Para el alto Tribunal: "Las organizaciones empresariales no forman mundos separados y estancos del resto de la sociedad, ni la libertad de empresa que establece el artículo 38 del Texto Constitucional legitima que quienes prestan servicios en aquellas, por cuenta y bajo la dependencias de sus titulares, deban soportar despojos transitorios o limitaciones injustificadas de sus derechos fundamentales y libertades públicas, que tienen un valor central en el sistema jurídico constitucional. Las manifestaciones de "feudalismo industrial" repugnan al Estado social y democrático de Derecho y los valores superiores de libertad, justicia e igualdad a través de los cuales ese Estado toma forma y se realiza.

Merecido reconocimiento a Don Sergio Enrique Izquierdo Hernández por su arrojo y tesón, también por su paciencia, por no conformarse con las sentencias en su contra del Juzgado de lo Social, ni del Tribunal Superior de Justicia que consideraron había extralimitado el derecho de expresión.

Reproducción del texto, escrito por Don Sergio Enrique Izquierdo Hernández:

“IN MEMORIAM

Por mis cuatro compañeros y amigos, 3 de Cepsa y uno de contrata, que murieron en el accidente de TRANSF3-HIDRO2, en junio del 92. Que murieron quemados como perros defendiendo los intereses de la Empresa, y que murieron así por, entre otras causas, un gran compañerismo laboral, falta de reflejos, y que la soplante de aire al horno estaba espirando a ras de tierra. Me prometí que algún día les haría un sentido homenaje, a pesar del encefalograma plano y bobalicón que está imperando aquí, desde hace mucho tiempo. Queridos amigos, estén donde estén, va por ustedes.

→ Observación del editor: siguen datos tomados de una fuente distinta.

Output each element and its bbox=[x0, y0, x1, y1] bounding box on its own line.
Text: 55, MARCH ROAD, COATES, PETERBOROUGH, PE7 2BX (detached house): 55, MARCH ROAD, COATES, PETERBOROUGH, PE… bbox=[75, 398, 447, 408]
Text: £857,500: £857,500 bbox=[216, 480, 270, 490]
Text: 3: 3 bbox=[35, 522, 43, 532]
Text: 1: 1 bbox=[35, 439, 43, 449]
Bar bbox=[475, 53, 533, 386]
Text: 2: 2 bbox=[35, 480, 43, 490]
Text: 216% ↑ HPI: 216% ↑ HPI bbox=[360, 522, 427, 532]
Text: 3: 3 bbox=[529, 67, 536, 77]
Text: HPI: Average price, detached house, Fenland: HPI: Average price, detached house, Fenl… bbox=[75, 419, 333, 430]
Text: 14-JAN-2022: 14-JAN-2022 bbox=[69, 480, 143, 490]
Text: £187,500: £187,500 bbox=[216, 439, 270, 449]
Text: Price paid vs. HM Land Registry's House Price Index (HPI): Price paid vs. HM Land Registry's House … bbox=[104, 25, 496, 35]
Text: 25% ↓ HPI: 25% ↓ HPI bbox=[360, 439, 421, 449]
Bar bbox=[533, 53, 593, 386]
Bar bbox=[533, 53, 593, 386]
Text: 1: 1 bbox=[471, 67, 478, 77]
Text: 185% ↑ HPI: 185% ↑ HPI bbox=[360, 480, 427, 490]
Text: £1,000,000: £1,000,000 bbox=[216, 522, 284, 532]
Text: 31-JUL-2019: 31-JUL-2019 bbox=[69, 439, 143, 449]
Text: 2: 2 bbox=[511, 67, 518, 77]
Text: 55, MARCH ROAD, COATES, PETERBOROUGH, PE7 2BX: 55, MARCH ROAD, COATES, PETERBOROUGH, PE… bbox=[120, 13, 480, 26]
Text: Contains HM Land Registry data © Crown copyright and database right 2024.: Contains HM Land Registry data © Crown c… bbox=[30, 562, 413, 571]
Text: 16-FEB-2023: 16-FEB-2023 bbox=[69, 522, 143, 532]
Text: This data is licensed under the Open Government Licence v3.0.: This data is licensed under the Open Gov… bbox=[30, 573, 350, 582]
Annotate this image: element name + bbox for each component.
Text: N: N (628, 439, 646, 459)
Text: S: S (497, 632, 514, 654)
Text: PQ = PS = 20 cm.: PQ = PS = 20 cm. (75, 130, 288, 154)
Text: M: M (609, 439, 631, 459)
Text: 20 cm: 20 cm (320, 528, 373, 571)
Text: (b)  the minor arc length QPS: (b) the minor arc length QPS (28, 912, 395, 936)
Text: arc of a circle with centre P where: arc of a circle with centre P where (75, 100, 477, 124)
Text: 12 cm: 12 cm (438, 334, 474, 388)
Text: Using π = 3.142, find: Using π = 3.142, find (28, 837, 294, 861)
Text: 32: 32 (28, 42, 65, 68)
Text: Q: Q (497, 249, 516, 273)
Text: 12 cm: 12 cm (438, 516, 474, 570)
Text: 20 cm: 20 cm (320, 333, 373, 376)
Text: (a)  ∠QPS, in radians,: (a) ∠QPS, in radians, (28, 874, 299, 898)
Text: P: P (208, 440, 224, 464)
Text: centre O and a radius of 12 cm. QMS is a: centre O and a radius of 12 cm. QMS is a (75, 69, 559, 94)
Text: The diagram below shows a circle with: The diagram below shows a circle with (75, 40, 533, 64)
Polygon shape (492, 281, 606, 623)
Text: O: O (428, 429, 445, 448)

LA EMPRESA RETIRA LA SANCIÓN QUE ME IMPUSO. En noviembre pasado, M. Carvajal me sancionó con 5 días en un expediente disciplinario como falta grave —así no tendría juez interno y me obligaba a ir a la Magistratura— que además contó con el beneplácito del Cté. de Empresa y su sindicato mayoritario. Ahora, tras la finalización del contencioso, ayer en el Palacio de Justicia de S/C de Tfe., he decidido contestar en varias cartas abiertas, a todas las personas, entes sindicales y laborales, que participaron en aquel engendro sancionador.

Hoy creo un poco más en la Democracia Española y sus Leyes. Que la libertad de opinión y la libertad de expresión, sean por siempre, cabecera fundamental de la vida. De puño y letra Sergio Izquierdo Hdez.

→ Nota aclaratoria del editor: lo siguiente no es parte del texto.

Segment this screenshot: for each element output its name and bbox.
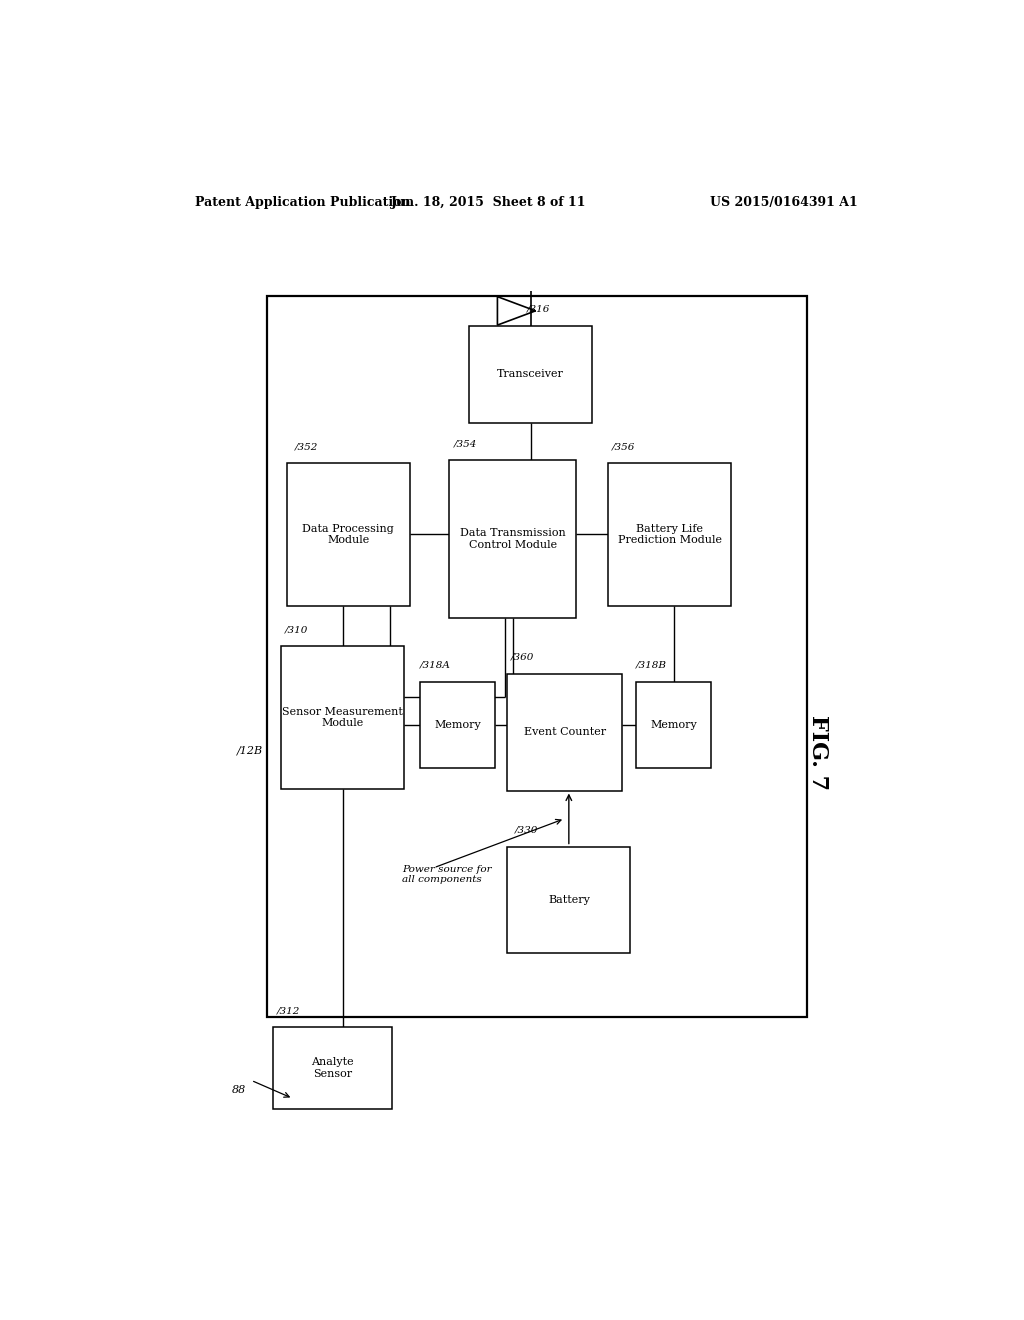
Text: /356: /356 — [612, 442, 636, 451]
Bar — [420, 682, 496, 768]
Text: /352: /352 — [295, 442, 318, 451]
Text: /316: /316 — [526, 305, 550, 314]
Text: FIG. 7: FIG. 7 — [808, 715, 829, 791]
Text: Memory: Memory — [650, 719, 697, 730]
Text: /318B: /318B — [636, 660, 667, 669]
Text: /318A: /318A — [420, 660, 451, 669]
Bar — [469, 326, 592, 422]
Text: Data Processing
Module: Data Processing Module — [302, 524, 394, 545]
Bar — [608, 463, 731, 606]
Bar — [636, 682, 712, 768]
Text: Sensor Measurement
Module: Sensor Measurement Module — [283, 706, 403, 729]
Bar — [267, 296, 807, 1018]
Text: 88: 88 — [232, 1085, 246, 1096]
Text: Event Counter: Event Counter — [524, 727, 606, 737]
Text: /312: /312 — [278, 1006, 301, 1015]
Text: Power source for
all components: Power source for all components — [401, 865, 492, 884]
Text: Battery Life
Prediction Module: Battery Life Prediction Module — [617, 524, 722, 545]
Text: /354: /354 — [454, 440, 477, 447]
Text: Patent Application Publication: Patent Application Publication — [196, 195, 411, 209]
Text: Analyte
Sensor: Analyte Sensor — [311, 1057, 354, 1078]
Text: US 2015/0164391 A1: US 2015/0164391 A1 — [711, 195, 858, 209]
Text: /330: /330 — [515, 825, 539, 834]
Text: /360: /360 — [511, 652, 535, 661]
Bar — [507, 846, 631, 953]
Text: Jun. 18, 2015  Sheet 8 of 11: Jun. 18, 2015 Sheet 8 of 11 — [391, 195, 587, 209]
Text: Data Transmission
Control Module: Data Transmission Control Module — [460, 528, 566, 550]
Text: /310: /310 — [285, 626, 308, 634]
Text: Battery: Battery — [548, 895, 590, 906]
Bar — [273, 1027, 392, 1109]
Bar — [287, 463, 410, 606]
Text: Transceiver: Transceiver — [498, 370, 564, 379]
Bar — [450, 461, 577, 618]
Bar — [507, 673, 623, 791]
Bar — [282, 647, 404, 788]
Text: Memory: Memory — [434, 719, 481, 730]
Text: /12B: /12B — [237, 746, 263, 755]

El Tribunal Europeo de Derechos Humanos dice: "La libertad de expresión no es sólo la manifestación de pensamientos e ideas, sino que comprende la crítica de la conducta del otro, aun cuando sea desabrida y pueda molestar, inquietar o disgustar a aquél contra quien se dirige, pues, así lo requieren el pluralismo, la tolerancia y el espíritu de apertura, sin los cuales no existe "sociedad democrática"

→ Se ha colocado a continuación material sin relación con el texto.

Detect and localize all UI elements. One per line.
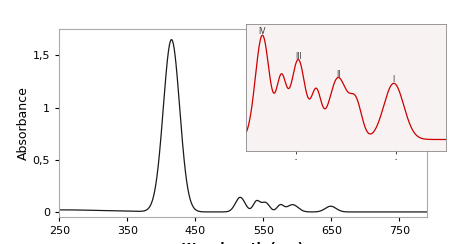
Y-axis label: Absorbance: Absorbance	[17, 86, 30, 160]
Text: I: I	[392, 75, 395, 84]
Text: III: III	[295, 52, 301, 61]
Text: IV: IV	[259, 27, 266, 36]
X-axis label: Wavelength (nm): Wavelength (nm)	[182, 242, 304, 244]
Text: II: II	[336, 70, 340, 79]
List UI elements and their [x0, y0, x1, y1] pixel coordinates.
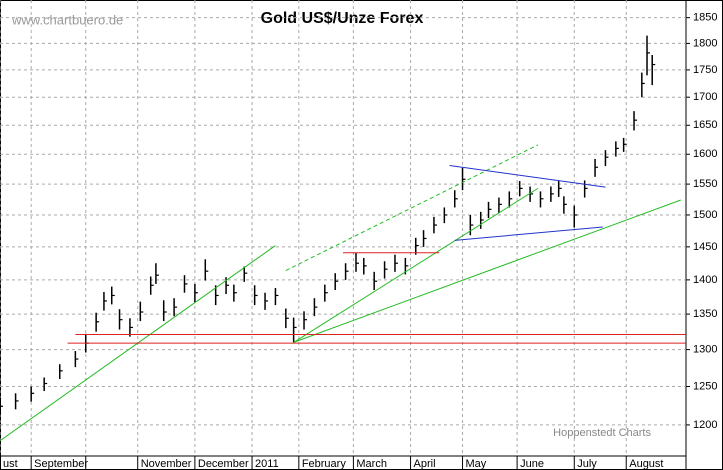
x-tick-label: June	[520, 458, 544, 470]
x-tick-label: ust	[3, 458, 18, 470]
x-tick-label: July	[577, 458, 597, 470]
y-tick-label: 1450	[693, 241, 717, 253]
y-tick-label: 1200	[693, 419, 717, 431]
x-tick-label: November	[141, 458, 192, 470]
trend-line	[449, 164, 606, 188]
y-tick-label: 1600	[693, 148, 717, 160]
source: Hoppenstedt Charts	[553, 427, 651, 439]
x-tick-label: 2011	[255, 458, 279, 470]
x-tick-label: December	[198, 458, 249, 470]
x-tick-label: February	[302, 458, 347, 470]
y-tick-label: 1350	[693, 308, 717, 320]
y-tick-label: 1750	[693, 64, 717, 76]
trend-line	[293, 199, 681, 343]
y-tick-label: 1500	[693, 209, 717, 221]
y-tick-label: 1300	[693, 344, 717, 356]
trend-line	[293, 187, 539, 343]
x-tick-label: March	[356, 458, 387, 470]
y-tick-label: 1400	[693, 274, 717, 286]
x-tick-label: September	[34, 458, 88, 470]
y-tick-label: 1850	[693, 12, 717, 24]
y-tick-label: 1800	[693, 37, 717, 49]
y-tick-label: 1550	[693, 178, 717, 190]
y-tick-label: 1250	[693, 380, 717, 392]
y-tick-label: 1700	[693, 91, 717, 103]
y-tick-label: 1650	[693, 119, 717, 131]
x-tick-label: May	[466, 458, 487, 470]
trend-line	[285, 144, 539, 271]
x-tick-label: April	[414, 458, 436, 470]
x-tick-label: August	[629, 458, 663, 470]
watermark: www.chartbuero.de	[11, 12, 123, 27]
chart-title: Gold US$/Unze Forex	[261, 10, 424, 27]
trend-line	[454, 226, 603, 241]
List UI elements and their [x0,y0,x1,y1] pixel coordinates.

Humilde homenaje, aquí una vez más, a los cuatro compañeros de Sergio Enrique, fallecidos en accidente de trabajo, extensible a todos los que cada día pierden la vida trabajando, en la ida y vuelta, como consecuencia de enfermedades profesionales y los que sin perderla, merman la calidad de la misma.

Con independencia de que son muchas las empresas que cumplen con los requisitos legales, sin dudar en absoluto de que así sea y entre las que pueda estar sin duda alguna Cepsa, son necesarias actitudes contundentes de repulsa absoluta y radical hacia quienes descuidan su obligación y deber de velar por la salud y la seguridad laboral, también hacia los que sancionan a quienes hacen uso de sus derechos fundamentales, por el simple hecho de hacer uso de los mismos, aun encima de habérselos vulnerado. Asimismo, de rechazo contra quienes hacen oídos sordos o miran para otro lado.

Salvo mejor parecer

Baldo


2 comentarios:

Anónimo dijo...

Sin comentarios. ¿Para qué?

Anónimo dijo...

Sus amigos murieron y él pagó por recordar su muerte. Muy poético.